Mes vingt mois passés comme objecteur de conscience dans un ministère m’ont un peu fait désespérer du fonctionnement de l’État et de ses grandes administrations. Ma tentative de recours au Tribunal administratif (et au delà de mon cas anecdotique, la journée passée au tribunal à écouter de pauvres gens raconter les problèmes dans lesquels ils étaient empêtrés) m’a montré que la Justice était une machine assez impitoyable pour qui n’en connaît pas les rouages. Mais ce sont bien mes « trois jours » qui m’ont le plus angoissé, qui m’ont le plus désespéré de toute utopie d’égalité entre les citoyens : en voyant réunis là, sans biais de sélection, des gens de ma classe d’âge, tous issus de ma région, ayant été à l’école comme moi, ayant les mêmes références culturelles, parlant le même verlan, j’ai eu la puissante impression d’être plongé dans un océan d’imbécillité. Vingt-cinq ans plus tard je ressens encore une forme de culpabilité en me souvenant de la condescendance satisfaite que j’ai éprouvée sur le moment, et qui me fait encore douter de l’intérêt de la démocratie aujourd’hui, mais je vais m’arrêter là pour éviter de me lancer dans une saillie misanthrope condescendante et désespérée. Et puis on est toujours l’abruti d’un autre, n’est-ce pas.

  1. Le « P » signifie « psy ». Les gens « normaux » étaient classés P2, les gens un peu tangents étaient P3 (mais n’étaient pas forcément exemptés), les gens ayant de gros problèmes étaient P4 et étaient exemptés d’office. Enfin, les gens ayant de très très très gros problèmes psychologiques, capables de tuer des êtres humains, aimant la violence, aimant recevoir ou donner des ordres, faire des choses absurdes sur commande, étaient P1 et étaient incorporés d’office. []
  2. Aujourd’hui il réalise des films de gangsters et de mafieux pleins d’explosions, de fusillades et de torture. []
  3. Cet ami a par la suite consommé beaucoup de drogue. []
  4. C’est la seconde fois qu’on m’a fait passer un test de ce genre. La première, c’est à l’issue de ma seconde classe de troisième, lorsque l’on m’a « orienté ». La conseillère d’orientation avait regardé le résultat du test avec circonspection et m’avait dit que j’étais peut-être étonnamment moins limité intellectuellement que mon bulletin scolaire ne le laissait penser.  []
  5. …mais beaucoup d’artistes ont profité de leur temps passé sous les drapeaux pour dessiner, comme Christophe Blain, qui en a tiré son superbe Carnet d’un matelot (Albin Michel, 1994). []
  6. Je me souviens l’avoir fait un tout petit peu ici. []

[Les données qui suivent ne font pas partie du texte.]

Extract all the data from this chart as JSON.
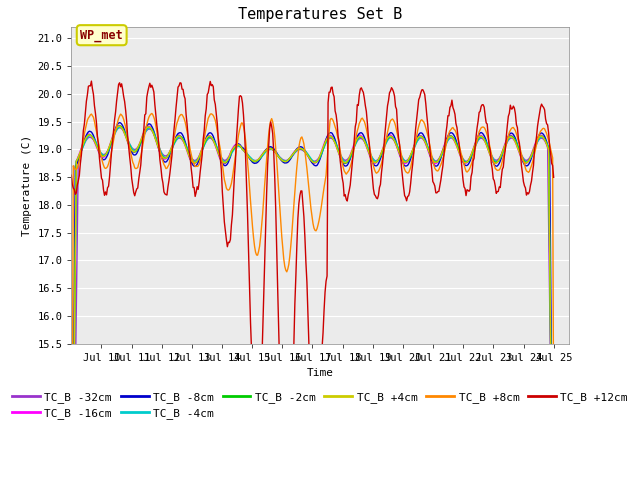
{
  "title": "Temperatures Set B",
  "xlabel": "Time",
  "ylabel": "Temperature (C)",
  "ylim": [
    15.5,
    21.2
  ],
  "xlim_days": [
    9.0,
    25.5
  ],
  "x_tick_positions": [
    10,
    11,
    12,
    13,
    14,
    15,
    16,
    17,
    18,
    19,
    20,
    21,
    22,
    23,
    24,
    25
  ],
  "x_tick_labels": [
    "Jul 10",
    "Jul 11",
    "Jul 12",
    "Jul 13",
    "Jul 14",
    "Jul 15",
    "Jul 16",
    "Jul 17",
    "Jul 18",
    "Jul 19",
    "Jul 20",
    "Jul 21",
    "Jul 22",
    "Jul 23",
    "Jul 24",
    "Jul 25"
  ],
  "yticks": [
    15.5,
    16.0,
    16.5,
    17.0,
    17.5,
    18.0,
    18.5,
    19.0,
    19.5,
    20.0,
    20.5,
    21.0
  ],
  "series": [
    {
      "label": "TC_B -32cm",
      "color": "#9933CC"
    },
    {
      "label": "TC_B -16cm",
      "color": "#FF00FF"
    },
    {
      "label": "TC_B -8cm",
      "color": "#0000CC"
    },
    {
      "label": "TC_B -4cm",
      "color": "#00CCCC"
    },
    {
      "label": "TC_B -2cm",
      "color": "#00CC00"
    },
    {
      "label": "TC_B +4cm",
      "color": "#CCCC00"
    },
    {
      "label": "TC_B +8cm",
      "color": "#FF8800"
    },
    {
      "label": "TC_B +12cm",
      "color": "#CC0000"
    }
  ],
  "plot_bg": "#EBEBEB",
  "title_fontsize": 11,
  "axis_fontsize": 8,
  "tick_fontsize": 7.5,
  "legend_fontsize": 8,
  "line_width": 1.0,
  "grid_color": "#FFFFFF",
  "n_points": 480
}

Dans l’intérêt des proches

Si vous avez perdu ce gant en laine de couleur vert sombre, sachez qu’il voyageait seul, sans son jumeau, dans un train de la ligne J, entre les gares de Colombes et Le Stade, cette nuit, un peu après minuit.

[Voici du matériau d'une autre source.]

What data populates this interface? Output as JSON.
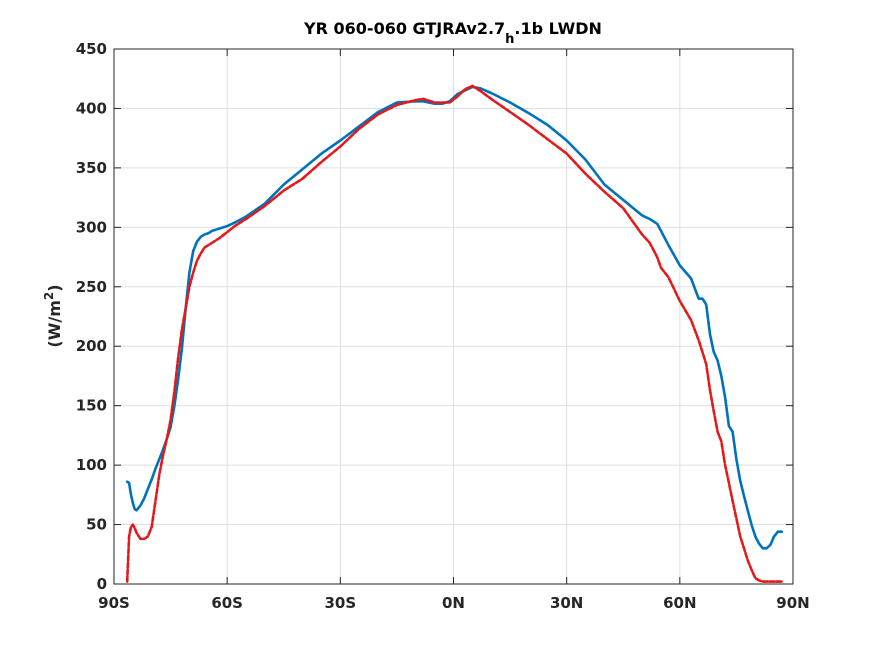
{
  "chart_data": {
    "type": "line",
    "title": {
      "main": "YR 060-060 GTJRAv2.7",
      "subscript": "h",
      "rest": ".1b LWDN"
    },
    "xlabel": "",
    "ylabel": {
      "main": "(W/m",
      "superscript": "2",
      "close": ")"
    },
    "xlim": [
      -90,
      90
    ],
    "ylim": [
      0,
      450
    ],
    "xticks": [
      -90,
      -60,
      -30,
      0,
      30,
      60,
      90
    ],
    "xtick_labels": [
      "90S",
      "60S",
      "30S",
      "0N",
      "30N",
      "60N",
      "90N"
    ],
    "yticks": [
      0,
      50,
      100,
      150,
      200,
      250,
      300,
      350,
      400,
      450
    ],
    "ytick_labels": [
      "0",
      "50",
      "100",
      "150",
      "200",
      "250",
      "300",
      "350",
      "400",
      "450"
    ],
    "grid": true,
    "series": [
      {
        "color": "#0072bd",
        "style": "solid",
        "x": [
          -86.5,
          -86,
          -85.5,
          -85,
          -84.5,
          -84,
          -83,
          -82,
          -81,
          -80,
          -79,
          -78,
          -77,
          -76,
          -75,
          -74,
          -73,
          -72,
          -71,
          -70,
          -69,
          -68,
          -67,
          -66,
          -65,
          -64,
          -63,
          -62,
          -61,
          -60,
          -58,
          -55,
          -50,
          -45,
          -40,
          -35,
          -30,
          -25,
          -20,
          -15,
          -10,
          -8,
          -5,
          -3,
          -1,
          1,
          3,
          5,
          7,
          10,
          15,
          20,
          25,
          30,
          35,
          40,
          45,
          50,
          52,
          54,
          55,
          57,
          60,
          63,
          65,
          66,
          67,
          68,
          69,
          70,
          71,
          72,
          73,
          74,
          75,
          76,
          77,
          78,
          79,
          80,
          81,
          82,
          83,
          84,
          85,
          86,
          87
        ],
        "y": [
          86,
          85,
          75,
          68,
          63,
          62,
          66,
          72,
          80,
          88,
          97,
          105,
          113,
          122,
          132,
          150,
          172,
          198,
          232,
          262,
          280,
          288,
          292,
          294,
          295,
          297,
          298,
          299,
          300,
          301,
          304,
          309,
          320,
          336,
          349,
          362,
          373,
          385,
          397,
          405,
          406,
          406,
          404,
          404,
          406,
          412,
          415,
          418,
          417,
          413,
          405,
          396,
          386,
          373,
          357,
          336,
          323,
          310,
          307,
          303,
          297,
          285,
          268,
          257,
          240,
          240,
          235,
          210,
          195,
          188,
          175,
          157,
          133,
          128,
          105,
          87,
          74,
          62,
          50,
          40,
          34,
          30,
          30,
          33,
          40,
          44,
          44
        ]
      },
      {
        "color": "#e31a1c",
        "style": "dashed",
        "x": [
          -86.5,
          -86,
          -85.5,
          -85,
          -84.5,
          -84,
          -83,
          -82,
          -81,
          -80,
          -79,
          -78,
          -77,
          -76,
          -75,
          -74,
          -73,
          -72,
          -71,
          -70,
          -69,
          -68,
          -67,
          -66,
          -65,
          -64,
          -63,
          -62,
          -60,
          -58,
          -55,
          -50,
          -45,
          -40,
          -35,
          -30,
          -25,
          -20,
          -15,
          -10,
          -8,
          -5,
          -3,
          -1,
          1,
          3,
          5,
          7,
          10,
          15,
          20,
          25,
          30,
          35,
          40,
          45,
          50,
          52,
          54,
          55,
          57,
          60,
          63,
          65,
          66,
          67,
          68,
          69,
          70,
          71,
          72,
          73,
          74,
          75,
          76,
          77,
          78,
          79,
          80,
          81,
          82,
          83,
          84,
          85,
          86,
          87
        ],
        "y": [
          2,
          40,
          48,
          50,
          47,
          43,
          38,
          38,
          40,
          48,
          70,
          92,
          108,
          122,
          138,
          162,
          190,
          214,
          232,
          250,
          262,
          272,
          278,
          283,
          285,
          287,
          289,
          291,
          296,
          301,
          307,
          318,
          331,
          341,
          355,
          368,
          383,
          395,
          403,
          407,
          408,
          405,
          405,
          405,
          410,
          416,
          419,
          415,
          408,
          397,
          386,
          374,
          362,
          345,
          330,
          316,
          294,
          287,
          275,
          266,
          258,
          238,
          222,
          205,
          195,
          185,
          163,
          145,
          128,
          120,
          100,
          85,
          70,
          55,
          40,
          30,
          20,
          12,
          5,
          3,
          2,
          2,
          2,
          2,
          2,
          2
        ]
      }
    ]
  }
}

Il semblait très heureux comme ça, et au fond peut-être n’a-t-il plus vraiment besoin de vous pour donner un sens à son existence. Il n’a manifesté aucune envie d’être retrouvé et n’a pas fourni de coordonnées qui permettraient de le joindre. Chaque année en France des milliers de gants disparaissent, généralement de leur plein gré.